The library at the University of Vilnius was not the only academic institution to benefit from Ginutis Procuta’s zeal to preserve Lithuanian materials; both the Robarts Library and the Thomas Fisher Rare Book Library at the University of Toronto received annual donations from Dalia and Ginutis Procuta. Each book was meticulously researched and Mr. Procuta, a professor, often added notes on how he found the item or how he was able to rescue it from obscurity.

One item – a Catholic prayer book, deemed illegal because several of the prayers were written by priests banned from publishing by the Soviet regime, was found during a trip to his homeland in 1984. Unfortunately, he continued on to Leningrad and while he was on a tour of the Winter Palace, someone must have entered his hotel room and searched his luggage, for upon his return, the book was gone. No explanation was ever given. Luckily, another copy was found later.

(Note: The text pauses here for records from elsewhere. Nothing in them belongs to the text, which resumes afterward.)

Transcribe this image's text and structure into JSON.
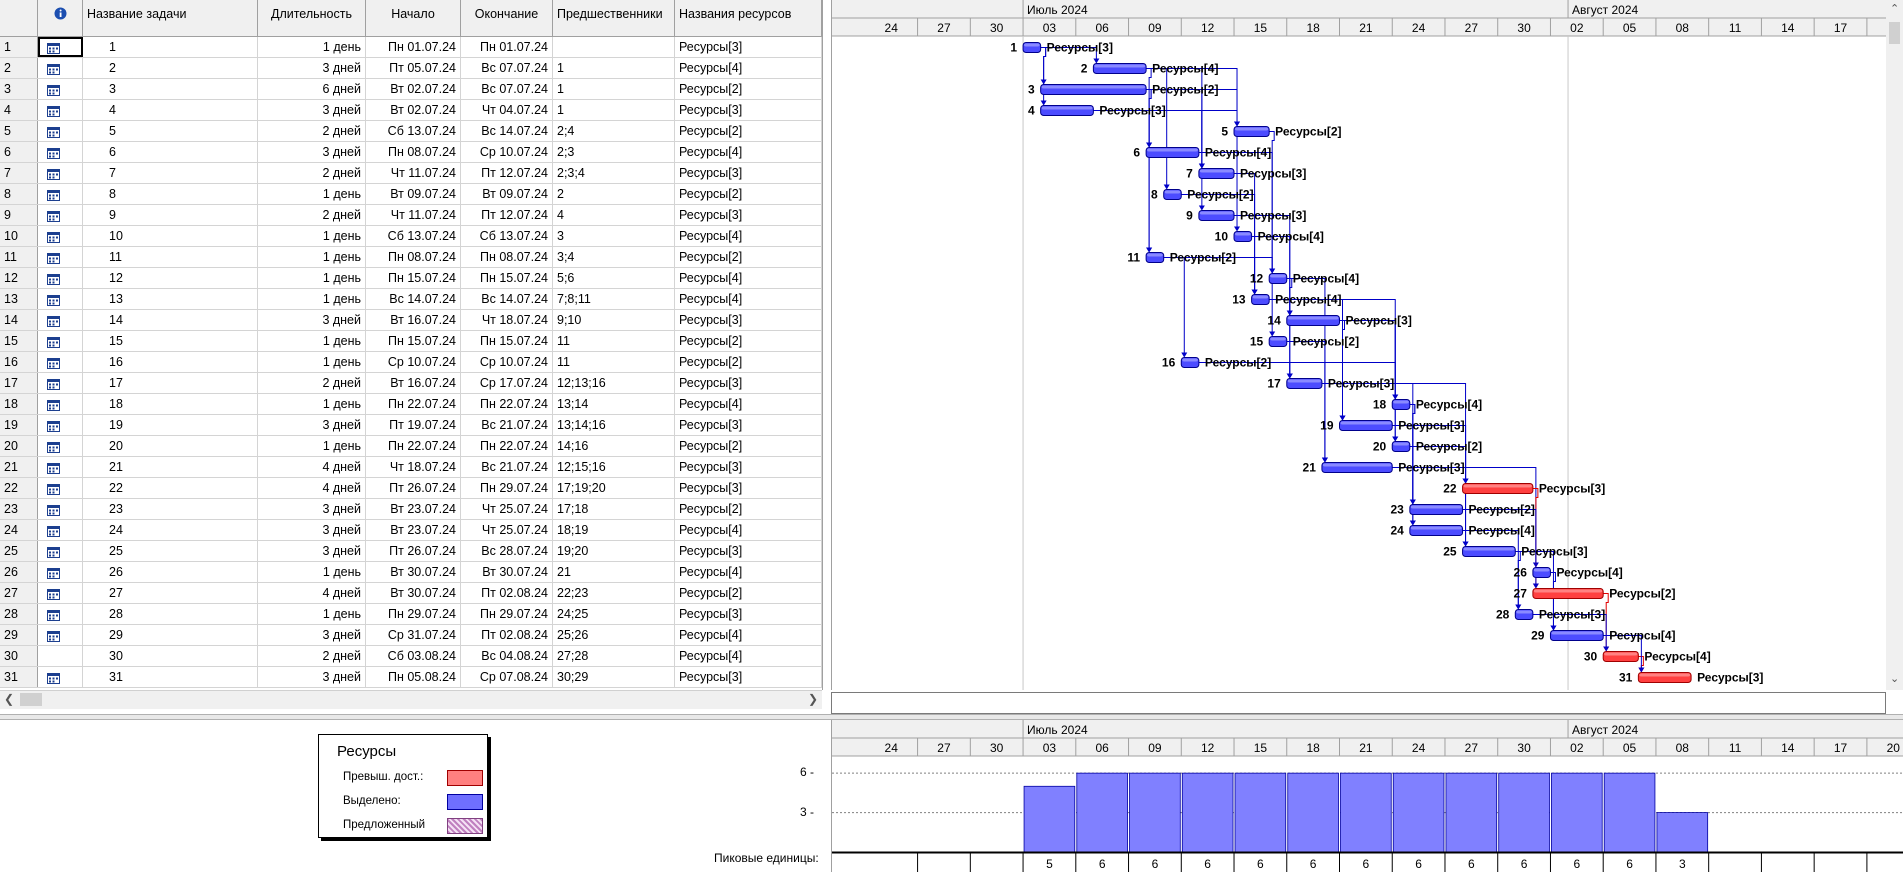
{
  "columns": {
    "info": "",
    "name": "Название задачи",
    "duration": "Длительность",
    "start": "Начало",
    "finish": "Окончание",
    "predecessors": "Предшественники",
    "resources": "Названия ресурсов"
  },
  "tasks": [
    {
      "id": "1",
      "name": "1",
      "duration": "1 день",
      "start": "Пн 01.07.24",
      "finish": "Пн 01.07.24",
      "pred": "",
      "res": "Ресурсы[3]",
      "icon": true,
      "s": 7,
      "d": 1,
      "critical": false
    },
    {
      "id": "2",
      "name": "2",
      "duration": "3 дней",
      "start": "Пт 05.07.24",
      "finish": "Вс 07.07.24",
      "pred": "1",
      "res": "Ресурсы[4]",
      "icon": true,
      "s": 11,
      "d": 3,
      "critical": false
    },
    {
      "id": "3",
      "name": "3",
      "duration": "6 дней",
      "start": "Вт 02.07.24",
      "finish": "Вс 07.07.24",
      "pred": "1",
      "res": "Ресурсы[2]",
      "icon": true,
      "s": 8,
      "d": 6,
      "critical": false
    },
    {
      "id": "4",
      "name": "4",
      "duration": "3 дней",
      "start": "Вт 02.07.24",
      "finish": "Чт 04.07.24",
      "pred": "1",
      "res": "Ресурсы[3]",
      "icon": true,
      "s": 8,
      "d": 3,
      "critical": false
    },
    {
      "id": "5",
      "name": "5",
      "duration": "2 дней",
      "start": "Сб 13.07.24",
      "finish": "Вс 14.07.24",
      "pred": "2;4",
      "res": "Ресурсы[2]",
      "icon": true,
      "s": 19,
      "d": 2,
      "critical": false
    },
    {
      "id": "6",
      "name": "6",
      "duration": "3 дней",
      "start": "Пн 08.07.24",
      "finish": "Ср 10.07.24",
      "pred": "2;3",
      "res": "Ресурсы[4]",
      "icon": true,
      "s": 14,
      "d": 3,
      "critical": false
    },
    {
      "id": "7",
      "name": "7",
      "duration": "2 дней",
      "start": "Чт 11.07.24",
      "finish": "Пт 12.07.24",
      "pred": "2;3;4",
      "res": "Ресурсы[3]",
      "icon": true,
      "s": 17,
      "d": 2,
      "critical": false
    },
    {
      "id": "8",
      "name": "8",
      "duration": "1 день",
      "start": "Вт 09.07.24",
      "finish": "Вт 09.07.24",
      "pred": "2",
      "res": "Ресурсы[2]",
      "icon": true,
      "s": 15,
      "d": 1,
      "critical": false
    },
    {
      "id": "9",
      "name": "9",
      "duration": "2 дней",
      "start": "Чт 11.07.24",
      "finish": "Пт 12.07.24",
      "pred": "4",
      "res": "Ресурсы[3]",
      "icon": true,
      "s": 17,
      "d": 2,
      "critical": false
    },
    {
      "id": "10",
      "name": "10",
      "duration": "1 день",
      "start": "Сб 13.07.24",
      "finish": "Сб 13.07.24",
      "pred": "3",
      "res": "Ресурсы[4]",
      "icon": true,
      "s": 19,
      "d": 1,
      "critical": false
    },
    {
      "id": "11",
      "name": "11",
      "duration": "1 день",
      "start": "Пн 08.07.24",
      "finish": "Пн 08.07.24",
      "pred": "3;4",
      "res": "Ресурсы[2]",
      "icon": true,
      "s": 14,
      "d": 1,
      "critical": false
    },
    {
      "id": "12",
      "name": "12",
      "duration": "1 день",
      "start": "Пн 15.07.24",
      "finish": "Пн 15.07.24",
      "pred": "5;6",
      "res": "Ресурсы[4]",
      "icon": true,
      "s": 21,
      "d": 1,
      "critical": false
    },
    {
      "id": "13",
      "name": "13",
      "duration": "1 день",
      "start": "Вс 14.07.24",
      "finish": "Вс 14.07.24",
      "pred": "7;8;11",
      "res": "Ресурсы[4]",
      "icon": true,
      "s": 20,
      "d": 1,
      "critical": false
    },
    {
      "id": "14",
      "name": "14",
      "duration": "3 дней",
      "start": "Вт 16.07.24",
      "finish": "Чт 18.07.24",
      "pred": "9;10",
      "res": "Ресурсы[3]",
      "icon": true,
      "s": 22,
      "d": 3,
      "critical": false
    },
    {
      "id": "15",
      "name": "15",
      "duration": "1 день",
      "start": "Пн 15.07.24",
      "finish": "Пн 15.07.24",
      "pred": "11",
      "res": "Ресурсы[2]",
      "icon": true,
      "s": 21,
      "d": 1,
      "critical": false
    },
    {
      "id": "16",
      "name": "16",
      "duration": "1 день",
      "start": "Ср 10.07.24",
      "finish": "Ср 10.07.24",
      "pred": "11",
      "res": "Ресурсы[2]",
      "icon": true,
      "s": 16,
      "d": 1,
      "critical": false
    },
    {
      "id": "17",
      "name": "17",
      "duration": "2 дней",
      "start": "Вт 16.07.24",
      "finish": "Ср 17.07.24",
      "pred": "12;13;16",
      "res": "Ресурсы[3]",
      "icon": true,
      "s": 22,
      "d": 2,
      "critical": false
    },
    {
      "id": "18",
      "name": "18",
      "duration": "1 день",
      "start": "Пн 22.07.24",
      "finish": "Пн 22.07.24",
      "pred": "13;14",
      "res": "Ресурсы[4]",
      "icon": true,
      "s": 28,
      "d": 1,
      "critical": false
    },
    {
      "id": "19",
      "name": "19",
      "duration": "3 дней",
      "start": "Пт 19.07.24",
      "finish": "Вс 21.07.24",
      "pred": "13;14;16",
      "res": "Ресурсы[3]",
      "icon": true,
      "s": 25,
      "d": 3,
      "critical": false
    },
    {
      "id": "20",
      "name": "20",
      "duration": "1 день",
      "start": "Пн 22.07.24",
      "finish": "Пн 22.07.24",
      "pred": "14;16",
      "res": "Ресурсы[2]",
      "icon": true,
      "s": 28,
      "d": 1,
      "critical": false
    },
    {
      "id": "21",
      "name": "21",
      "duration": "4 дней",
      "start": "Чт 18.07.24",
      "finish": "Вс 21.07.24",
      "pred": "12;15;16",
      "res": "Ресурсы[3]",
      "icon": true,
      "s": 24,
      "d": 4,
      "critical": false
    },
    {
      "id": "22",
      "name": "22",
      "duration": "4 дней",
      "start": "Пт 26.07.24",
      "finish": "Пн 29.07.24",
      "pred": "17;19;20",
      "res": "Ресурсы[3]",
      "icon": true,
      "s": 32,
      "d": 4,
      "critical": true
    },
    {
      "id": "23",
      "name": "23",
      "duration": "3 дней",
      "start": "Вт 23.07.24",
      "finish": "Чт 25.07.24",
      "pred": "17;18",
      "res": "Ресурсы[2]",
      "icon": true,
      "s": 29,
      "d": 3,
      "critical": false
    },
    {
      "id": "24",
      "name": "24",
      "duration": "3 дней",
      "start": "Вт 23.07.24",
      "finish": "Чт 25.07.24",
      "pred": "18;19",
      "res": "Ресурсы[4]",
      "icon": true,
      "s": 29,
      "d": 3,
      "critical": false
    },
    {
      "id": "25",
      "name": "25",
      "duration": "3 дней",
      "start": "Пт 26.07.24",
      "finish": "Вс 28.07.24",
      "pred": "19;20",
      "res": "Ресурсы[3]",
      "icon": true,
      "s": 32,
      "d": 3,
      "critical": false
    },
    {
      "id": "26",
      "name": "26",
      "duration": "1 день",
      "start": "Вт 30.07.24",
      "finish": "Вт 30.07.24",
      "pred": "21",
      "res": "Ресурсы[4]",
      "icon": true,
      "s": 36,
      "d": 1,
      "critical": false
    },
    {
      "id": "27",
      "name": "27",
      "duration": "4 дней",
      "start": "Вт 30.07.24",
      "finish": "Пт 02.08.24",
      "pred": "22;23",
      "res": "Ресурсы[2]",
      "icon": true,
      "s": 36,
      "d": 4,
      "critical": true
    },
    {
      "id": "28",
      "name": "28",
      "duration": "1 день",
      "start": "Пн 29.07.24",
      "finish": "Пн 29.07.24",
      "pred": "24;25",
      "res": "Ресурсы[3]",
      "icon": true,
      "s": 35,
      "d": 1,
      "critical": false
    },
    {
      "id": "29",
      "name": "29",
      "duration": "3 дней",
      "start": "Ср 31.07.24",
      "finish": "Пт 02.08.24",
      "pred": "25;26",
      "res": "Ресурсы[4]",
      "icon": true,
      "s": 37,
      "d": 3,
      "critical": false
    },
    {
      "id": "30",
      "name": "30",
      "duration": "2 дней",
      "start": "Сб 03.08.24",
      "finish": "Вс 04.08.24",
      "pred": "27;28",
      "res": "Ресурсы[4]",
      "icon": false,
      "s": 40,
      "d": 2,
      "critical": true
    },
    {
      "id": "31",
      "name": "31",
      "duration": "3 дней",
      "start": "Пн 05.08.24",
      "finish": "Ср 07.08.24",
      "pred": "30;29",
      "res": "Ресурсы[3]",
      "icon": true,
      "s": 42,
      "d": 3,
      "critical": true
    }
  ],
  "timescale": {
    "months": [
      {
        "label": "Июль 2024",
        "start_day": 7
      },
      {
        "label": "Август 2024",
        "start_day": 38
      }
    ],
    "ticks": [
      "24",
      "27",
      "30",
      "03",
      "06",
      "09",
      "12",
      "15",
      "18",
      "21",
      "24",
      "27",
      "30",
      "02",
      "05",
      "08",
      "11",
      "14",
      "17",
      "20"
    ],
    "first_tick_day": -2,
    "tick_step_days": 3
  },
  "legend": {
    "title": "Ресурсы",
    "items": [
      {
        "label": "Превыш. дост.:",
        "color": "#ff8080"
      },
      {
        "label": "Выделено:",
        "color": "#6f6fff"
      },
      {
        "label": "Предложенный",
        "color": "#d8a8d8"
      }
    ]
  },
  "peak_label": "Пиковые единицы:",
  "chart_data": {
    "type": "bar",
    "x_unit": "3-day period",
    "categories": [
      "30",
      "03",
      "06",
      "09",
      "12",
      "15",
      "18",
      "21",
      "24",
      "27",
      "30",
      "02",
      "05"
    ],
    "values": [
      5,
      6,
      6,
      6,
      6,
      6,
      6,
      6,
      6,
      6,
      6,
      6,
      3
    ],
    "value_labels": [
      "5",
      "6",
      "6",
      "6",
      "6",
      "6",
      "6",
      "6",
      "6",
      "6",
      "6",
      "6",
      "3"
    ],
    "yticks": [
      {
        "value": 6,
        "label": "6 -"
      },
      {
        "value": 3,
        "label": "3 -"
      }
    ],
    "ylim": [
      0,
      7
    ]
  },
  "colors": {
    "bar_normal": "#4c4cff",
    "bar_critical": "#ff4040",
    "link_normal": "#0000c8",
    "link_critical": "#e00000",
    "histogram": "#8080ff"
  }
}
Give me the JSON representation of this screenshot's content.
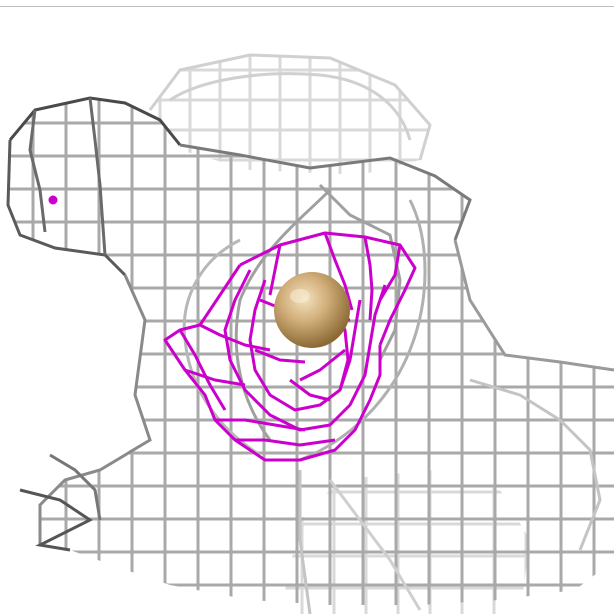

Another banned item, Antanas Miskinis’s Keturi miestai, published in Kaunas in 1938, was able to be smuggled out of Lithuania by having the title page of an “acceptable” work, pasted over the real title.

Reading his notes every year added a great deal of joy to my work as gifts-in-kind librarian at the Fisher Library. His love for Lithuania and his fervid desire to preserve its printed matter stood out so strongly in his own written words. In one of our meetings, he confided to me his wish to be buried in the courtyard of the library at the University of Vilnius. I hope his wish came true.